Cut me and I bleed ink. I love the way it smells. The moist feel of the paper, fresh off the press, excites my spirit. The thunk-thunk-thunk
of the cylinders turning as the paper winds through the machinery is sweet music to my ears. I have a speech I give the young journalists
in my charge. I must have repeated it a thousand times. Part of it goes like this: “Do you know how lucky you are? Do you realize
you have what millions and millions of people, all over this planet, would die to have? You have a voice! You get to make a difference.
Every day, you need to ask yourself, what am I going to do with this gift?”

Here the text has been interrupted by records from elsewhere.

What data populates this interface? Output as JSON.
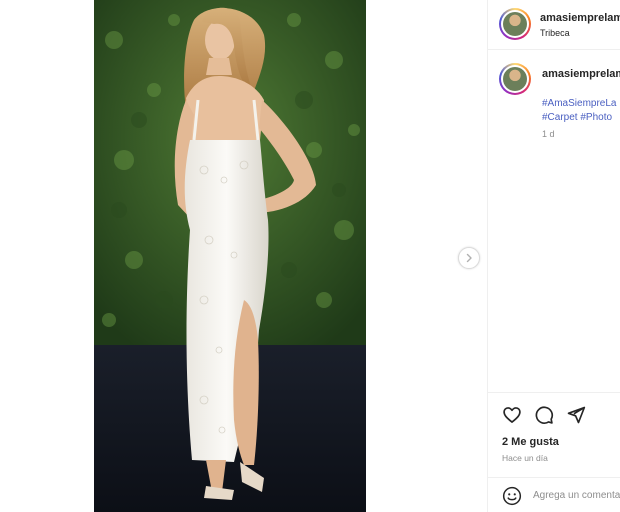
{
  "post": {
    "username": "amasiemprelam",
    "location": "Tribeca",
    "photo_description_icon": "photo",
    "next_icon": "chevron-right-icon"
  },
  "caption": {
    "username": "amasiemprelam",
    "hashtag_line1": "#AmaSiempreLa",
    "hashtag_line2": "#Carpet #Photo",
    "time": "1 d"
  },
  "actions": {
    "like_icon": "heart-icon",
    "comment_icon": "comment-icon",
    "share_icon": "send-icon",
    "likes": "2 Me gusta",
    "ago": "Hace un día"
  },
  "comment": {
    "emoji_icon": "smile-icon",
    "placeholder": "Agrega un comentario..."
  },
  "colors": {
    "hashtag": "#4a5fc1",
    "muted": "#8e8e8e",
    "text": "#262626"
  }
}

A little hokey? Maybe. So what? We need more true believers
these days. Too many people plod along, shifting with the prevailing winds, unsure who they are and what they stand for. What a waste.
As
for me, I intend to use my voice, which is why I appreciate Ron’s invitation. I’ll be a newspaperman until (1) I’m dead; (2) my bosses
boot me out; or (3) the last thunk-thunk-thunk fades from the final pressroom. But writing is writing, and this will be fun, too.
I
hope you’ll join me, now and then. Even better, I hope you will be moved to send in your own comments and thoughts. The American experiment
is not a spectator sport, you know, despite the name of this website.